305 minutes (12) 1978
Metrodome Ovation DVD Region 2 retail
Also available to buy on video

RATING: 6/10
reviewed by Barry Forshaw
Metrodome Ovation continues to put theatre lovers in their debt by making available some highly cherishable theatrical material previously transferred to TV or film. While the technical quality of these issues is rarely more than serviceable, the plays themselves are generally first-rate - and even include several masterpieces of modern theatre.

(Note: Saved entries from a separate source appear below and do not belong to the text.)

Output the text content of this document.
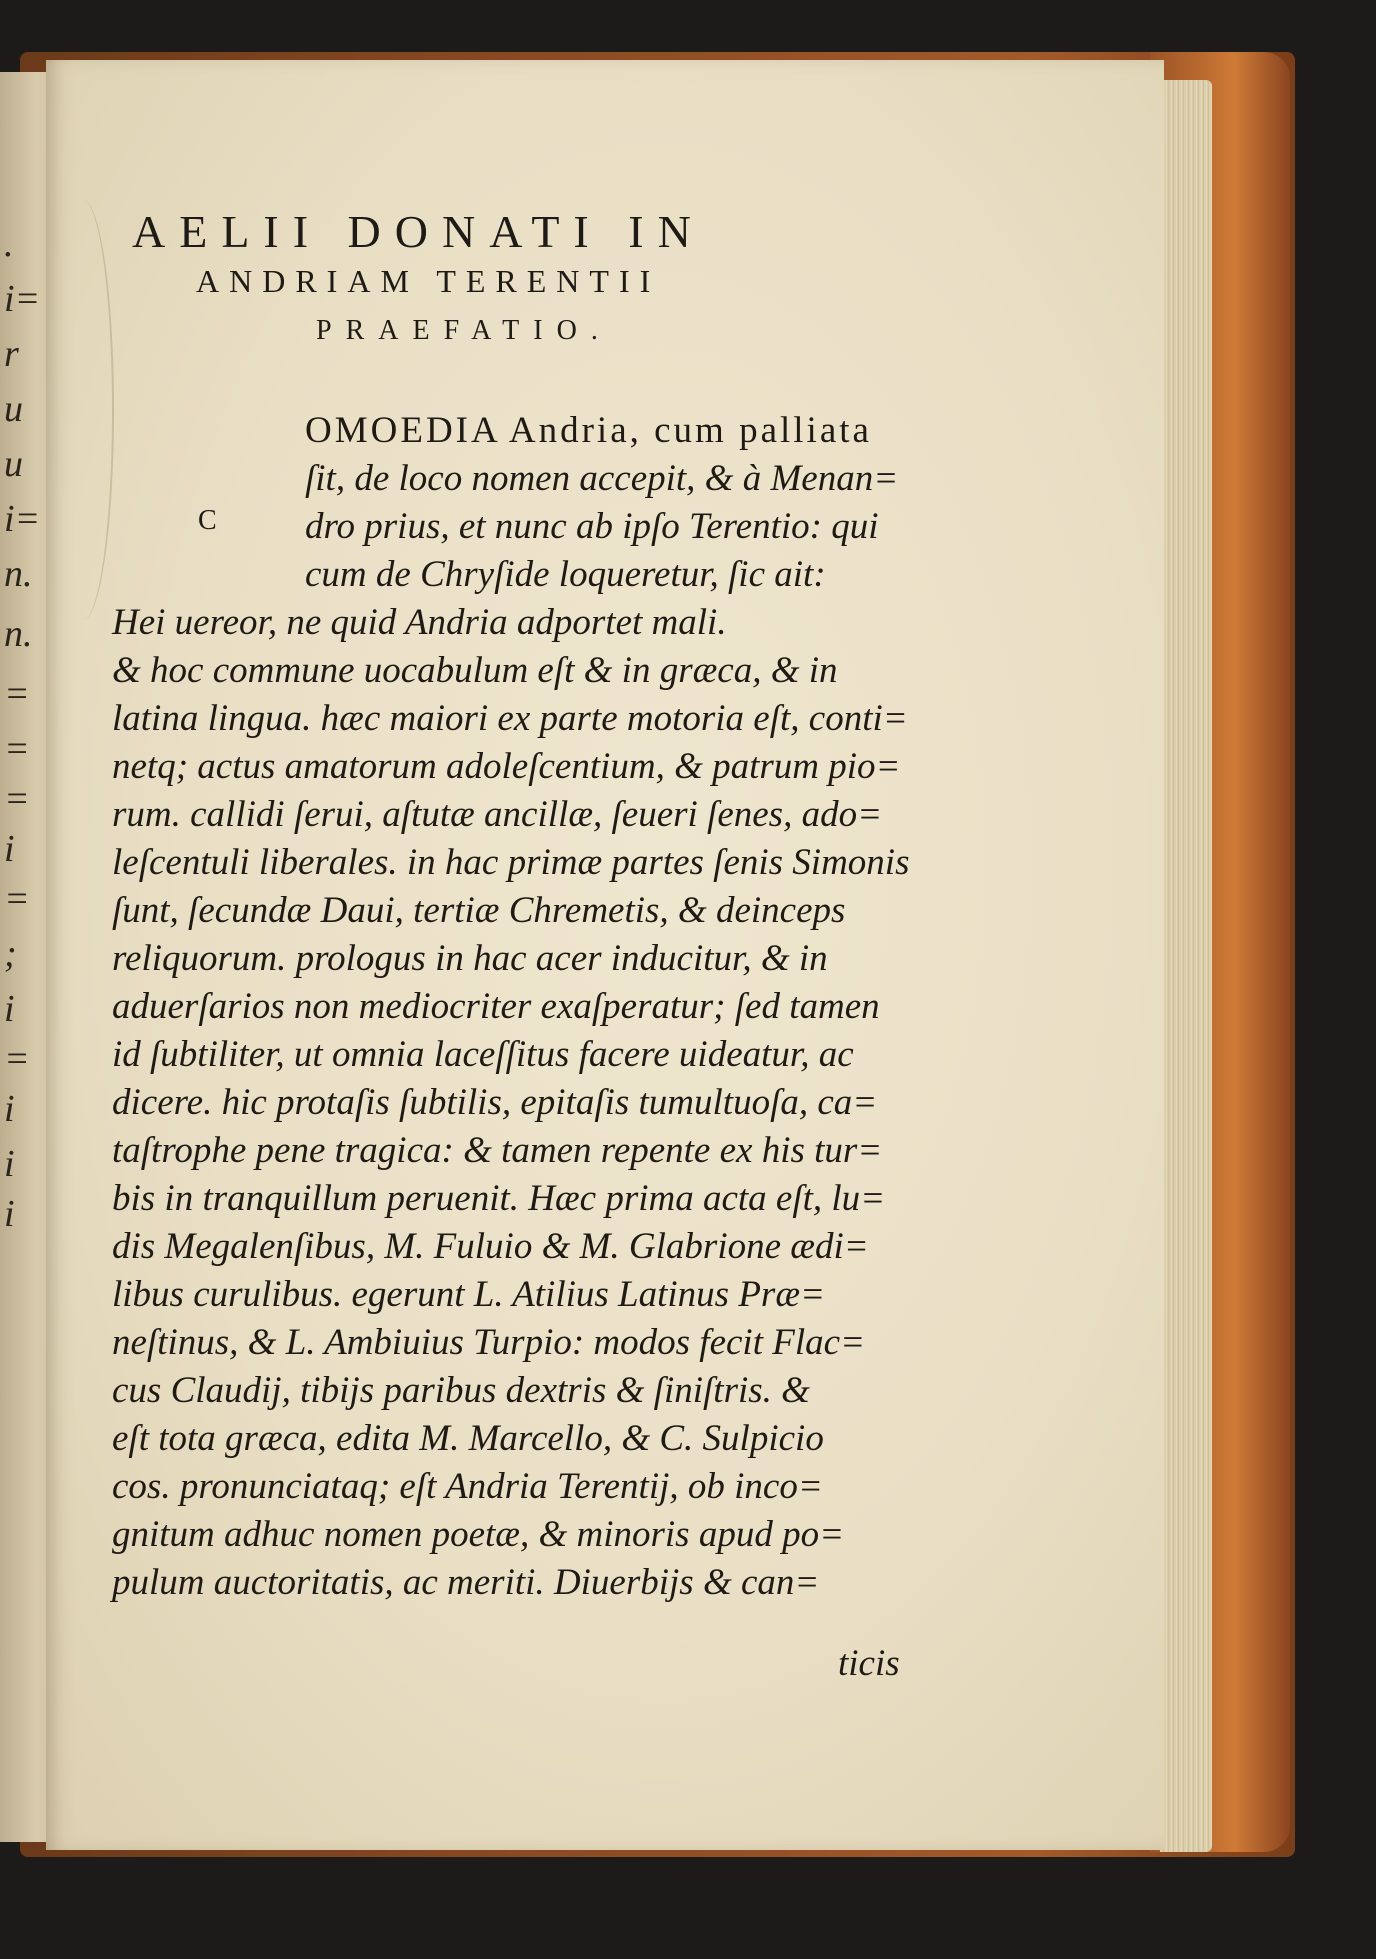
.
i=
r
u
u
i=
n.
n.
=
=
=
i
=
;
i
=
i
i
i
AELII DONATI IN
ANDRIAM TERENTII
PRAEFATIO.
C
OMOEDIA Andria, cum palliata
ſit, de loco nomen accepit, & à Menan=
dro prius, et nunc ab ipſo Terentio: qui
cum de Chryſide loqueretur, ſic ait:
Hei uereor, ne quid Andria adportet mali.
& hoc commune uocabulum eſt & in græca, & in
latina lingua. hæc maiori ex parte motoria eſt, conti=
netq; actus amatorum adoleſcentium, & patrum pio=
rum. callidi ſerui, aſtutæ ancillæ, ſeueri ſenes, ado=
leſcentuli liberales. in hac primæ partes ſenis Simonis
ſunt, ſecundæ Daui, tertiæ Chremetis, & deinceps
reliquorum. prologus in hac acer inducitur, & in
aduerſarios non mediocriter exaſperatur; ſed tamen
id ſubtiliter, ut omnia laceſſitus facere uideatur, ac
dicere. hic protaſis ſubtilis, epitaſis tumultuoſa, ca=
taſtrophe pene tragica: & tamen repente ex his tur=
bis in tranquillum peruenit. Hæc prima acta eſt, lu=
dis Megalenſibus, M. Fuluio & M. Glabrione ædi=
libus curulibus. egerunt L. Atilius Latinus Præ=
neſtinus, & L. Ambiuius Turpio: modos fecit Flac=
cus Claudij, tibijs paribus dextris & ſiniſtris. &
eſt tota græca, edita M. Marcello, & C. Sulpicio
cos. pronunciataq; eſt Andria Terentij, ob inco=
gnitum adhuc nomen poetæ, & minoris apud po=
pulum auctoritatis, ac meriti. Diuerbijs & can=
ticis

   The word 'masterpiece' doesn't quite spring to mind with Alan Ayckbourn's shamelessly enjoyable modern comedy of manners trilogy (Table Manners, Living Together, Round And Round The Garden), but this is highly diverting stuff - particularly when performed by a cast that includes some of the finest comic actors this country has to offer. As the dishevelled Norman of the title works his way through various hapless middle-class women during a single weekend, the one-liners are thick on the ground, but (as so often with Ayckbourn), it's the observation of character that pays the real dividends, and Penelope Wilton's Annie is a particularly richly realised creation. If Ayckbourn's sardonic analysis of middle-class mores seems more lightweight these days than when the films were made, the viewer is still afforded some wonderful entertainment.
   Some caveats, though they hardly matter: though specially filmed for TV (sans audience), some of the performances - notably that of the otherwise excellent Penelope Keith - seem pitched to the gallery, and unbalance the more understated playing of Wilton's Annie; and your reaction to Tom Conti as the eponymous would-be womaniser will depend on whether you find him zanily funny or cosmically irritating; the golden mean is probably somewhere in the middle. In the end, though, those Evening Standard Awards gleaned by the trilogy still seem more than justified.
   There are no extras; picture quality is acceptable if lacking sharpness (inevitable with TV material of this age).